The painful, and painstakingly researched, work of social history goes beyond the surface level of “Whites Only” signs into the bleached hearts of an insecure, psychologically disturbed people who, in the early part of the 20th century, argued over the level of humanity of an African they had caged, failing to see the obvious irony. The efforts of a group of Black preachers to free Benga from his Bronx Zoo cage is prominently noted (as is the intellectual combativeness of the voice of true scientific reason, the anthropologist Franz Boas), but their limited, and relative, access to their own freedom and power dangles in the background.

Because Newkirk had no historical access to Benga, the public sensation via personal violation, she had the challenging task of writing around the man at the center of the monkey cage—the “prey for a merciless hunter.” That hunter’s name is Samuel Phillips Verner, and he is the central subject of this merciless defilement. He proves the old adage that some people in life pose as a friend in order to get into position as a more effective enemy.

Verner is, in many ways, the quintessential unapologetic white man for this type of unapologetically harsh story, fitting the perfect casting call for the benevolent white American liberal who interrupts African life for gold, status and power.

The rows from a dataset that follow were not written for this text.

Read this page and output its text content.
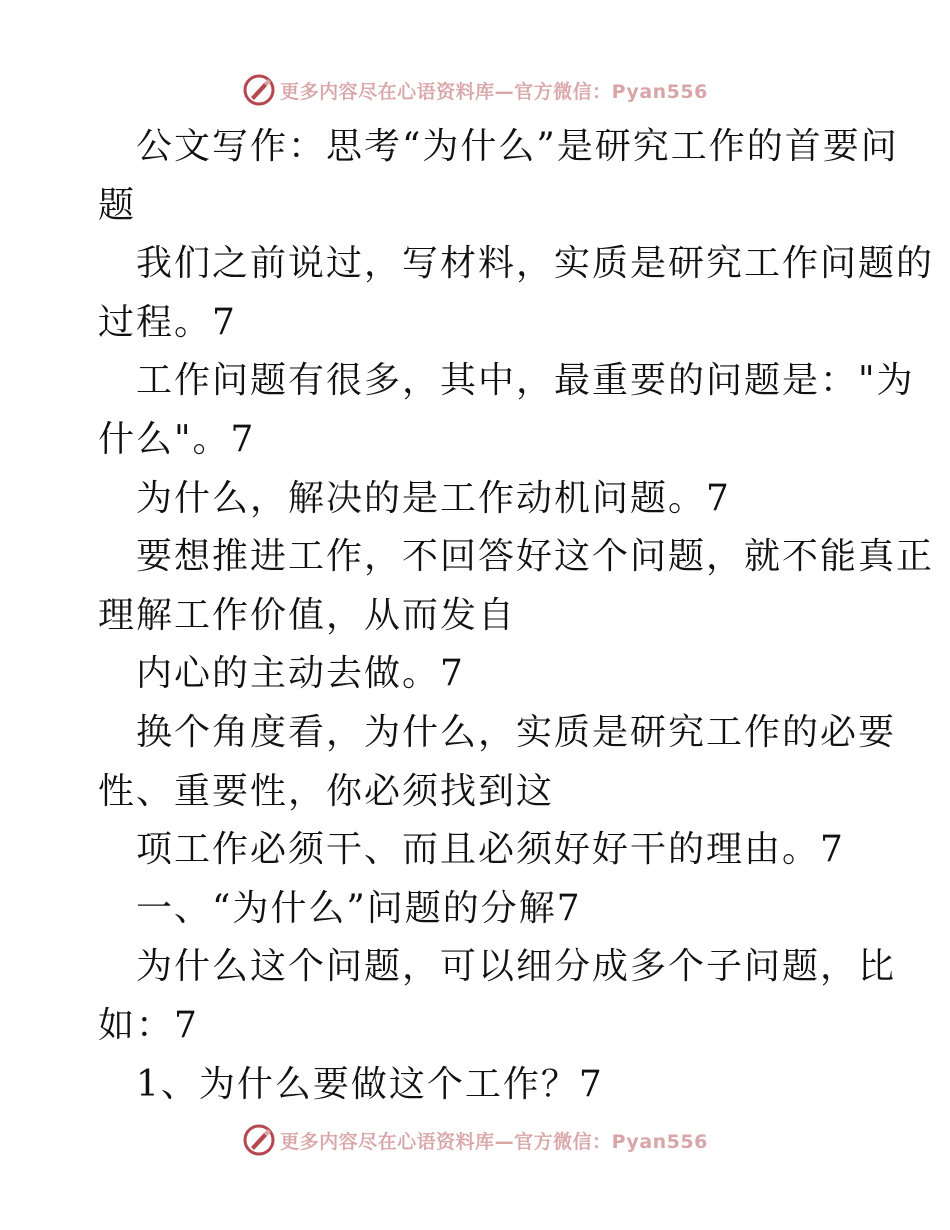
更多内容尽在心语资料库—官方微信：Pyan556

公文写作：思考“为什么”是研究工作的首要问

题

我们之前说过，写材料，实质是研究工作问题的

过程。7

工作问题有很多，其中，最重要的问题是："为

什么"。7

为什么，解决的是工作动机问题。7

要想推进工作，不回答好这个问题，就不能真正

理解工作价值，从而发自

内心的主动去做。7

换个角度看，为什么，实质是研究工作的必要

性、重要性，你必须找到这

项工作必须干、而且必须好好干的理由。7

一、“为什么”问题的分解7

为什么这个问题，可以细分成多个子问题，比

如：7

1、为什么要做这个工作？7

更多内容尽在心语资料库—官方微信：Pyan556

He is a liar and thief who camouflages his character through the chronological guises of missionary, then adventurer, and finally an amateur “scientist” and “African expert” in this white world of European and American pseudo-science. In the histories and academic studies written and embedded by white men, he is the man who did well by doing good. Newkirk exposes his decades of shameless, opportunistic motives and behavior in what should be called visionist history.

Belgian King Leopold II’s shadow, and especially the mass graveyards of his uncounted African victims, loom over this work. Benga’s “rescue” by Verner, while the “hero” cuts business deals almost every waking hour, is symbolic of the American complicity in the raping of the continent by Europe. (As Newkirk shows, Belgium’s public relations campaign to get greedy American imperialists on its side—with Verner as one of many leaders—was quite successful, while it lasted.) The public shaming of white supremacy in the Congo by true heroes Mark Twain, George Washington Williams and Booker T. Washington are mentioned, but it is Verner’s ruthless ambitions that solidify the book’s central vortex.

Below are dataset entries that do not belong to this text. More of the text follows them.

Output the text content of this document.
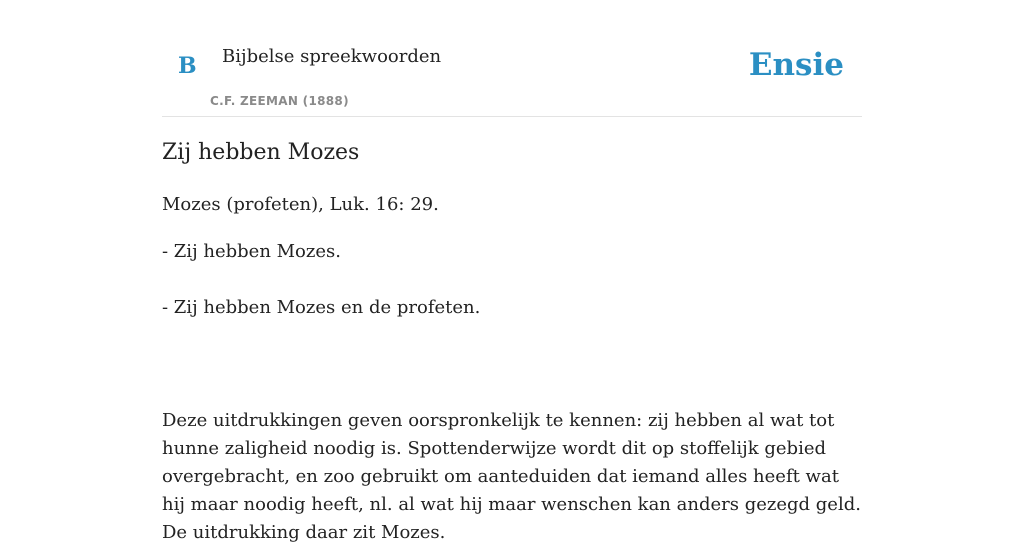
B Bijbelse spreekwoorden
C.F. ZEEMAN (1888)
Ensie
Zij hebben Mozes

Mozes (profeten), Luk. 16: 29.

- Zij hebben Mozes.

- Zij hebben Mozes en de profeten.

Deze uitdrukkingen geven oorspronkelijk te kennen: zij hebben al wat tot hunne zaligheid noodig is. Spottenderwijze wordt dit op stoffelijk gebied overgebracht, en zoo gebruikt om aanteduiden dat iemand alles heeft wat hij maar noodig heeft, nl. al wat hij maar wenschen kan anders gezegd geld. De uitdrukking daar zit Mozes.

Meanwhile, Benga—who a New York Times editorial charitably described as “a human being, of a sort”—resisted his captors as best he could, being a stranger in an absurd land surrounded by paternalistic friends. One day, he defies the zookeepers by physically fighting them. When he was physically prodded by the rowdy throngs that crowded the park to see him, he struck back. When he was allowed to roam the park, and another horde decided to track him, he fired an arrow at one of the rabble. He pulled a knife against a handler. Later, when he was moved to a museum, he attempted to escape. And finally, now years separated from his village, refusing to ask his former captors for help getting back to the Congo, he does what he must to ease his deepening depression. The author allows Benga’s actions to speak above the crushing waves of this psychologically tortuous history.

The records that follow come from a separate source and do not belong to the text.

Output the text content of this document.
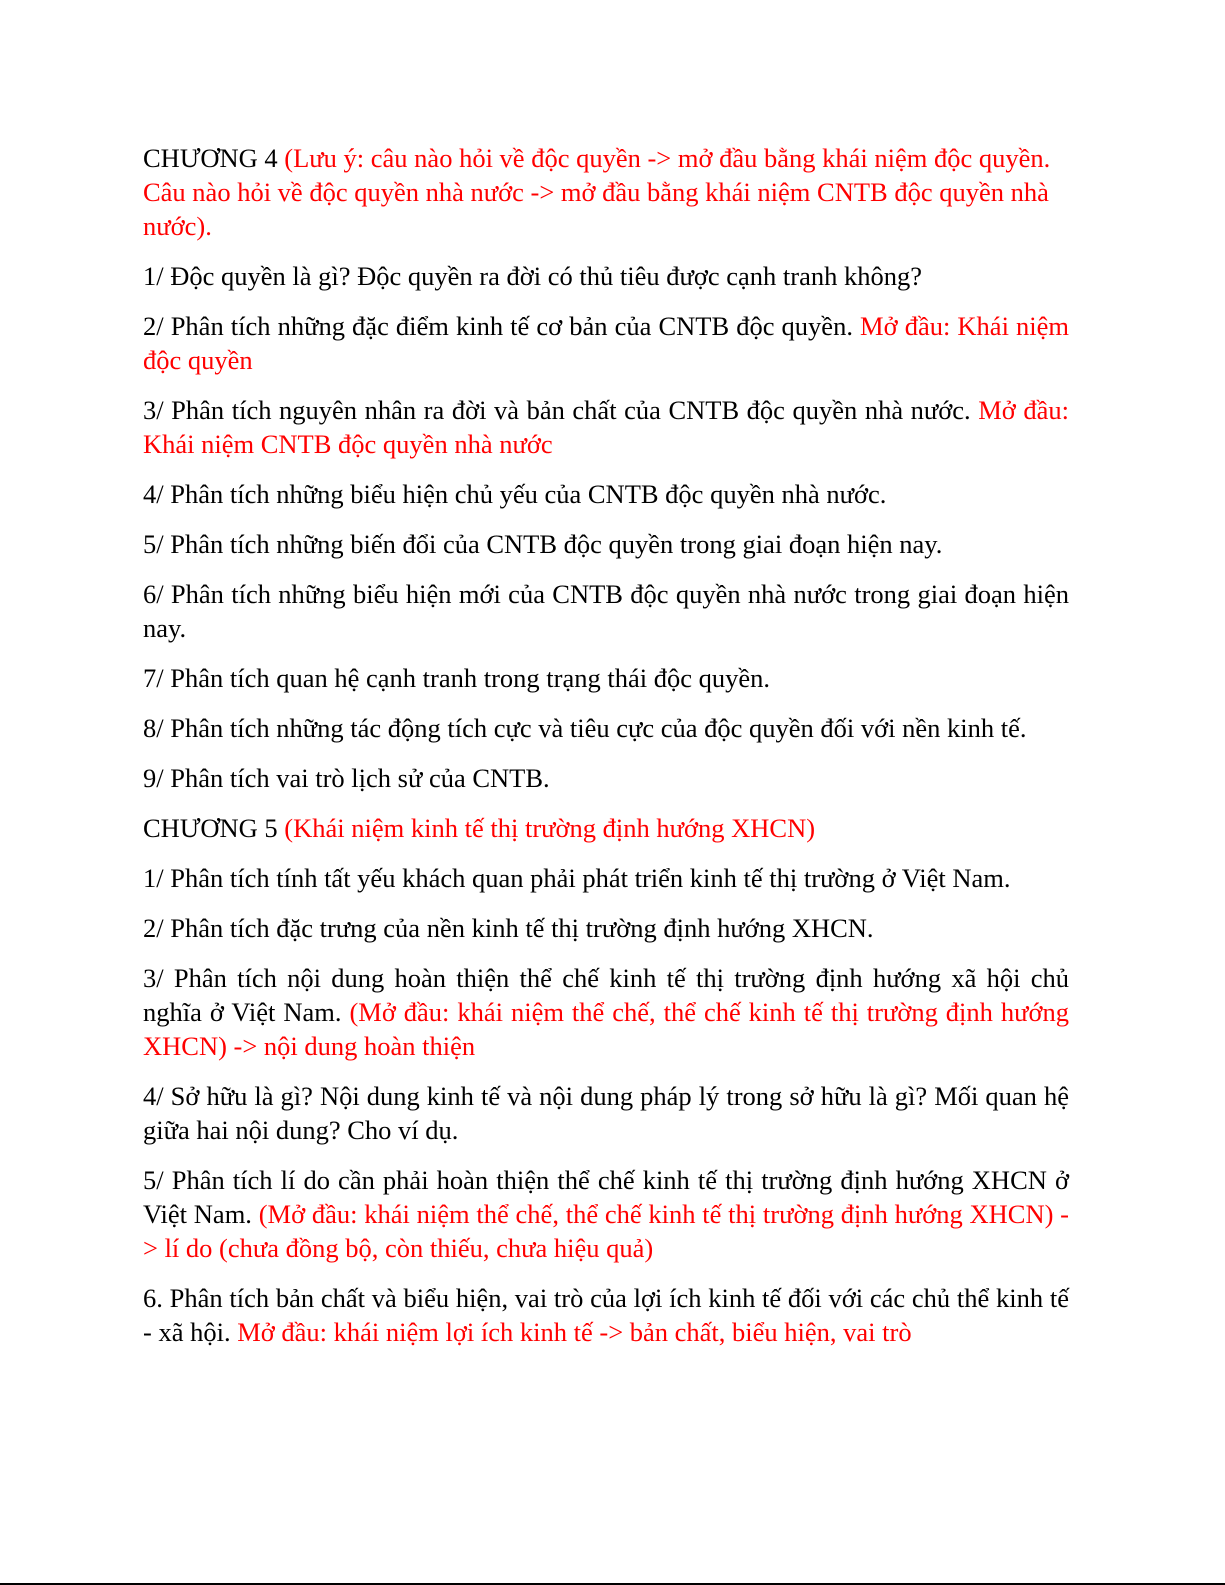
CHƯƠNG 4 (Lưu ý: câu nào hỏi về độc quyền -> mở đầu bằng khái niệm độc quyền. Câu nào hỏi về độc quyền nhà nước -> mở đầu bằng khái niệm CNTB độc quyền nhà nước).

1/ Độc quyền là gì? Độc quyền ra đời có thủ tiêu được cạnh tranh không?

2/ Phân tích những đặc điểm kinh tế cơ bản của CNTB độc quyền. Mở đầu: Khái niệm độc quyền

3/ Phân tích nguyên nhân ra đời và bản chất của CNTB độc quyền nhà nước. Mở đầu: Khái niệm CNTB độc quyền nhà nước

4/ Phân tích những biểu hiện chủ yếu của CNTB độc quyền nhà nước.

5/ Phân tích những biến đổi của CNTB độc quyền trong giai đoạn hiện nay.

6/ Phân tích những biểu hiện mới của CNTB độc quyền nhà nước trong giai đoạn hiện nay.

7/ Phân tích quan hệ cạnh tranh trong trạng thái độc quyền.

8/ Phân tích những tác động tích cực và tiêu cực của độc quyền đối với nền kinh tế.

9/ Phân tích vai trò lịch sử của CNTB.

CHƯƠNG 5 (Khái niệm kinh tế thị trường định hướng XHCN)

1/ Phân tích tính tất yếu khách quan phải phát triển kinh tế thị trường ở Việt Nam.

2/ Phân tích đặc trưng của nền kinh tế thị trường định hướng XHCN.

3/ Phân tích nội dung hoàn thiện thể chế kinh tế thị trường định hướng xã hội chủ nghĩa ở Việt Nam. (Mở đầu: khái niệm thể chế, thể chế kinh tế thị trường định hướng XHCN) -> nội dung hoàn thiện

4/ Sở hữu là gì? Nội dung kinh tế và nội dung pháp lý trong sở hữu là gì? Mối quan hệ giữa hai nội dung? Cho ví dụ.

5/ Phân tích lí do cần phải hoàn thiện thể chế kinh tế thị trường định hướng XHCN ở Việt Nam. (Mở đầu: khái niệm thể chế, thể chế kinh tế thị trường định hướng XHCN) -> lí do (chưa đồng bộ, còn thiếu, chưa hiệu quả)

6. Phân tích bản chất và biểu hiện, vai trò của lợi ích kinh tế đối với các chủ thể kinh tế - xã hội. Mở đầu: khái niệm lợi ích kinh tế -> bản chất, biểu hiện, vai trò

The Bronx Zoo, the Smithsonian Institution, the Museum of Natural History, the National Geographic Society and their institutional fellow travelers in quantitative academia—all historic bastions of elite, white male privilege—will have a lot of questions asked by Newkirk’s readers to answer. Complicity in the crimes against African humanity connects like amber waves of grain. “Me no like America,” Benga said from his cage.

Frederick Douglass said in a famous 1852 speech that the United States of America was guilty of “crimes that would disgrace a nation of savages.” This superb book proves that postulate again, right in time for recent, post-modern generations of Americans who seriously need to come to terms with that consistent, historical truth.